Faye smiles and nods. They eat the rest of their meal in silence.
—
Gray looks out for him during fights.
At first he’s convinced Gray is just showing off, jumping in dramatically and kicking down a mage in mid-chant before they can fire another spell at Kliff. But then it happens a second time, and a third time, and Kliff is more than certain that it’s intentional.
“You don’t have to do that, you know,” Kliff says, the next time Gray takes a blow for him.
“Do what?” Gray asks. “Look super cool while I’m saving the day?”
Kliff regrets that Gray is too focused on the battle to see him roll his eyes. “Protect me. I can look out for myself.”
“Oh, that? I’m just practicing for next time one of the girls needs saving.” Gray pauses to skewer another incoming mage. “Gotta keep my skills sharp and all that!”
“Gray, I’m serious. Can you stop joking around?” Kliff fires off another spell, stopping an approaching cavalier in their tracks. Now there are no more distractions—Gray will have to talk to him.
Gray turns to face him. “Look, I know you can take it, okay? But that’s not your job. If you’re up in the front lines taking hits, you won’t have the energy to cast your spells. So you do your job, and I’ll do mine, yeah?”
He sighs. “Fine.”
“Great! Now how about a ‘thank you’ for saving your ass?”
“In your dreams.”
—
Alm brings him a book from town.
“Here,” he says, unloading it off a pile of rations and weapons. “They had this on sale at one of the booths. I thought you might get some use out of it.”
Kliff inspects it. It’s a neatly-bound red tome, with gold embossing on the front. It looks well-used, but it’s holding together nevertheless. He flips it open, skimming the table of contents, and frowns.
“I hate to break it to you, but this is a book on magical theory. It’s not going to teach me anything I don’t already know about battle casting.”
Alm looks a little offended. “I know,” he says. “I just figured you would like it. You liked learning about magic at school, didn’t you?”
“I did, but—” He frowns again, turning the book over anxiously in his hands. “We’re in the middle of a war. Did you spend army funds on this?”
“Don’t worry, I spent my own money on it. No funds wasted.”
“But—” Kliff stammers. “Why? What’s the point? What do you get out of this?”
Alm sighs. “It’s just a gift. We may be at war, but we’re still people. I want you guys to be happy—at least, when we’re not having to kill people.”

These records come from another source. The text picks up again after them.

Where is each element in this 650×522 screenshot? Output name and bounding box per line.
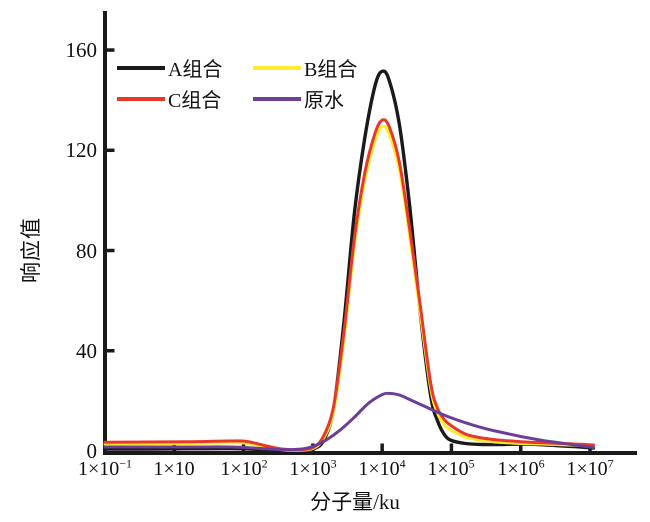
legend-line-swatch	[253, 96, 301, 101]
legend-item-b: B组合	[253, 53, 393, 82]
x-tick-label: 1×102	[220, 456, 268, 480]
legend-label: A组合	[168, 59, 223, 81]
legend-label: C组合	[168, 90, 222, 112]
x-tick-label: 1×103	[289, 456, 337, 480]
legend-line-swatch	[117, 96, 165, 101]
legend-item-rawwater: 原水	[253, 84, 393, 113]
legend-line-swatch	[117, 65, 165, 70]
curve-A组合	[103, 69, 596, 453]
x-tick-label: 1×107	[566, 456, 614, 480]
x-tick-label: 1×105	[427, 456, 475, 480]
legend-label: B组合	[304, 59, 358, 81]
y-tick-label: 80	[76, 239, 97, 263]
curve-原水	[103, 391, 595, 452]
x-tick-label: 1×10	[153, 458, 195, 480]
y-tick-label: 40	[76, 339, 97, 363]
x-tick-label: 1×104	[358, 456, 406, 480]
x-tick-label: 1×10−1	[77, 456, 133, 480]
x-tick-label: 1×106	[497, 456, 545, 480]
legend: A组合 B组合 C组合 原水	[117, 53, 393, 113]
y-tick-label: 160	[65, 38, 98, 62]
legend-item-a: A组合	[117, 53, 253, 82]
y-tick-label: 0	[86, 439, 98, 463]
y-tick-label: 120	[65, 138, 98, 162]
x-axis-title: 分子量/ku	[310, 490, 400, 514]
legend-label: 原水	[304, 90, 344, 112]
legend-line-swatch	[253, 65, 301, 70]
legend-item-c: C组合	[117, 84, 253, 113]
curve-C组合	[103, 118, 595, 452]
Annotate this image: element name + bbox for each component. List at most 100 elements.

“Oh,” Kliff says. “Uh. Thanks.”
Alm smiles, bright as ever. “Any time.”
—
The war continues, and Kliff keeps dreaming about the places he’ll go once he’s free to travel as he pleases. He’s not sure what kind of people he’ll meet out there, but—he thinks—if they’re anything like the ones he met in Ram Village, he hasn’t got anything to worry about. Other people may be unpleasant—clumsy, naive, romantic, and over-familiar—but they’re still worth knowing, every once in a while.